Au Gres-Sims, Arenac Eastern approve new sports agreement

All sports but girls basketball combined


Au GRES — The Au Gres-Sims school board approved new cooperative sports agreements with Arenac Eastern in a 5-2 vote during a special meeting Monday, Aug. 12.

The agreement will combine all winter and spring sports except for high school girls basketball between the two schools. A second agreement for cooperative middle school sports was also passed alongside one for high school sports programs.

According to AGS Board President Doug Furtah, the sports programs will run through AGS, much as the existing cooperative agreement for fall sports already does. He said this will include hosting events and getting playing gear together. AE will be able to offer its own facilities as the need arises, however.

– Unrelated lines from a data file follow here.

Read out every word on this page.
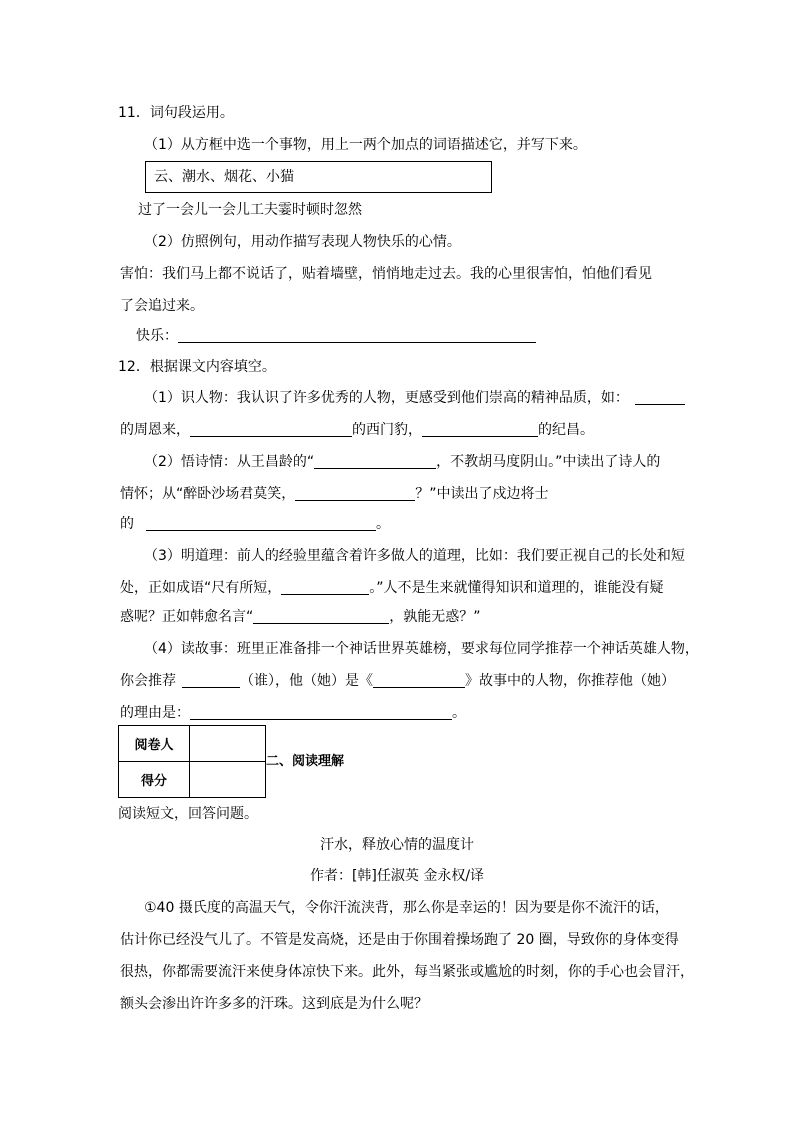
11．词句段运用。
（1）从方框中选一个事物，用上一两个加点的词语描述它，并写下来。
云、潮水、烟花、小猫
过了一会儿一会儿工夫霎时顿时忽然
（2）仿照例句，用动作描写表现人物快乐的心情。
害怕：我们马上都不说话了，贴着墙壁，悄悄地走过去。我的心里很害怕，怕他们看见
了会追过来。
快乐：
12．根据课文内容填空。
（1）识人物：我认识了许多优秀的人物，更感受到他们崇高的精神品质，如：
的周恩来，	的西门豹，	的纪昌。
（2）悟诗情：从王昌龄的“	，不教胡马度阴山。”中读出了诗人的
情怀；从“醉卧沙场君莫笑，	？”中读出了戍边将士
的	。
（3）明道理：前人的经验里蕴含着许多做人的道理，比如：我们要正视自己的长处和短
处，正如成语“尺有所短，	。”人不是生来就懂得知识和道理的，谁能没有疑
惑呢？正如韩愈名言“	，孰能无惑？”
（4）读故事：班里正准备排一个神话世界英雄榜，要求每位同学推荐一个神话英雄人物，
你会推荐	（谁），他（她）是《	》故事中的人物，你推荐他（她）
的理由是：	。
阅卷人	
得分	
二、阅读理解
阅读短文，回答问题。
汗水，释放心情的温度计
作者：[韩]任淑英 金永权/译
①40 摄氏度的高温天气，令你汗流浃背，那么你是幸运的！因为要是你不流汗的话，
估计你已经没气儿了。不管是发高烧，还是由于你围着操场跑了 20 圈，导致你的身体变得
很热，你都需要流汗来使身体凉快下来。此外，每当紧张或尴尬的时刻，你的手心也会冒汗，
额头会渗出许许多多的汗珠。这到底是为什么呢？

“One thing they talked about is that our softball field tends to be underwater, so we could maybe have girls softball games over there while the boys are playing at home,” AGS Principal Chad Zeien said. “So this would be open to being flexible, and they talked about pulling their batting cages out now —whereas we can’t do that because the football practice is going on — so students could go over there to practice.”

Board member Eric Forton said the AE students have been a “godsend” for the football team, allowing both schools to make it to the playoffs last year. The board largely agreed this was a positive move for the schools, though some logistical issues still need to be worked out.

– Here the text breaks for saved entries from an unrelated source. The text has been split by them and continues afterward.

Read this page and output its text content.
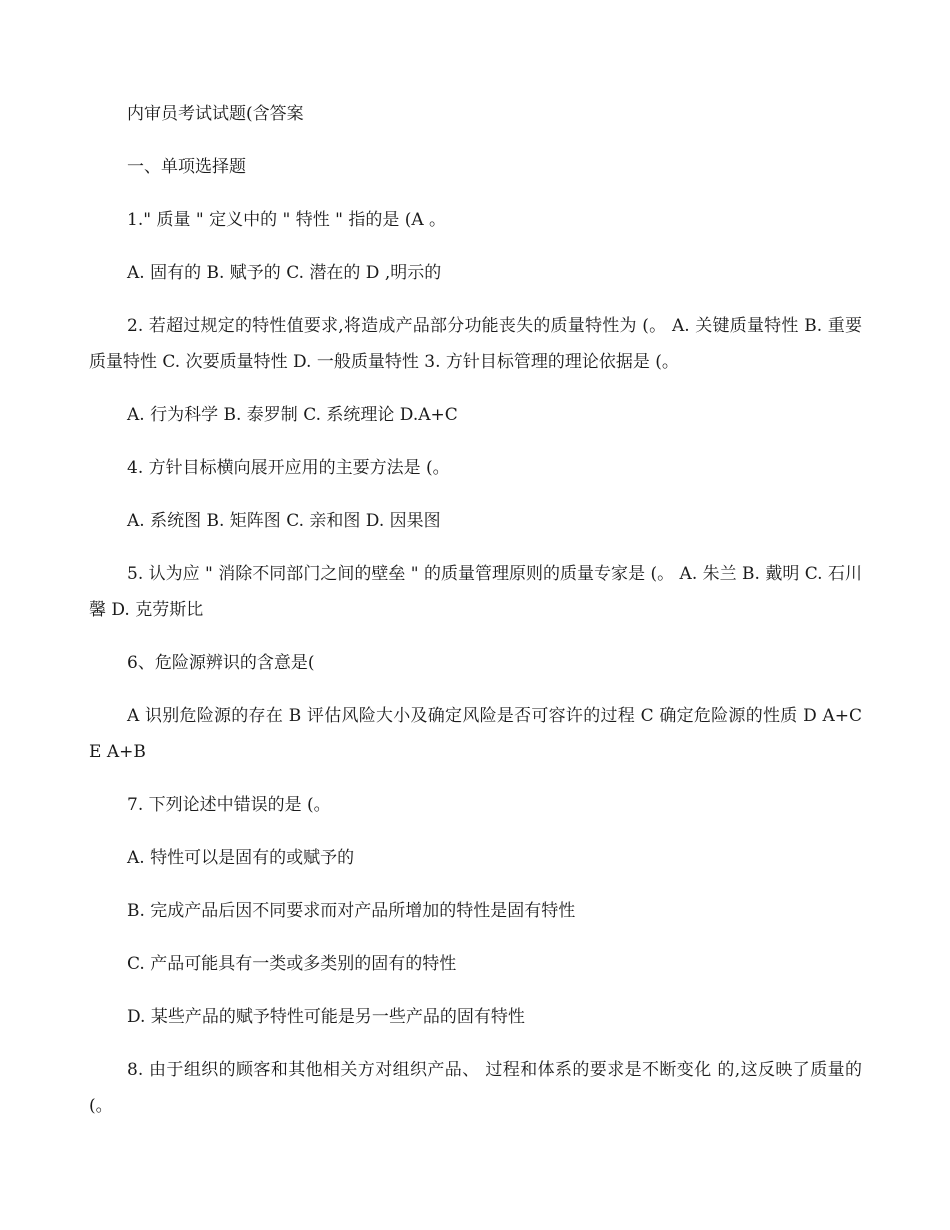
内审员考试试题(含答案

一、单项选择题

1." 质量 " 定义中的 " 特性 " 指的是 (A 。

A. 固有的 B. 赋予的 C. 潜在的 D ,明示的

2. 若超过规定的特性值要求,将造成产品部分功能丧失的质量特性为 (。 A. 关键质量特性 B. 重要质量特性 C. 次要质量特性 D. 一般质量特性 3. 方针目标管理的理论依据是 (。

A. 行为科学 B. 泰罗制 C. 系统理论 D.A+C

4. 方针目标横向展开应用的主要方法是 (。

A. 系统图 B. 矩阵图 C. 亲和图 D. 因果图

5. 认为应 " 消除不同部门之间的壁垒 " 的质量管理原则的质量专家是 (。 A. 朱兰 B. 戴明 C. 石川馨 D. 克劳斯比

6、危险源辨识的含意是(

A 识别危险源的存在 B 评估风险大小及确定风险是否可容许的过程 C 确定危险源的性质 D A+C E A+B

7. 下列论述中错误的是 (。

A. 特性可以是固有的或赋予的

B. 完成产品后因不同要求而对产品所增加的特性是固有特性

C. 产品可能具有一类或多类别的固有的特性

D. 某些产品的赋予特性可能是另一些产品的固有特性

8. 由于组织的顾客和其他相关方对组织产品、 过程和体系的要求是不断变化 的,这反映了质量的 (。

Furtah said there is a group in the community trying to figure out how best to get kids from the Twining area to Au Gres for practices and games, if those kids are unable to already get rides. Furtah added he wants to make sure every child who wants to play will not be stopped by transportation issues.

The two opposing votes were from Heather Caulfield and Heather Garry. Both were concerned that the middle school sports agreements would mean sixth-graders would be unable to participate in the teams anymore. Zeien said that AGS has a special agreement that has allowed them to field sixth-graders when numbers were down for the seventh- and eighth-grade participants.

Zeien acknowledged this was not an issue every year, as it is dependent on the number of students who can play. However, the two board members were concerned about being unable to get as many kids on the teams with both schools as they otherwise would have by just adding their own sixth-graders. Garry requested holding off on the agreement until better information on numbers could be obtained, but with the deadline for the agreement set by the Michigan High School Athletics Association Aug. 15, there was little time to research it further.

Superintendent Jeff Collier said the student count numbers will not be known until later in the school year.

“The reality is that middle school sports typically don’t include sixth grade,” Collier said. “This is a privilege that we have been able to do. I know the timing isn’t perfect because it has to be submitted to the state, but I encourage the board to look beyond the what-ifs with the sixth grade.”

Debbie Boensch, one of the school’s coaches, suggested trying to set up a separate program for kids in the fifth grade and sixth grade in both schools so they can participate in sports programs as well.

Furtah said if the two schools decided to combine varsity and JV girls basketball at some point in the future, it would require its own two-year agreement.

Arenac Eastern already passed the agreement at a meeting Aug. 7, Collier said, and had sent the proposal to the AGS board for consideration. Since the paperwork has been sent on time, the school districts do not need to do anything further.

AE Superintendent Darren Kroczaleski said the board would have preferred to continue with its own programs, but due to declining enrollment numbers, the district did not have enough students to field competitive teams in a number of sports.

“A cooperative agreement allows the student athletes to still participate in the sports programs,” Kroczaleski said. “They want to make sure kids have an opportunity to play sports if they wanted to.”

If student enrollment improves to the point where Arenac Eastern can form its own teams in the sports it now shares with AGS, Kroczaleski said the agreements could be re-evaluated once the two-year period has ended.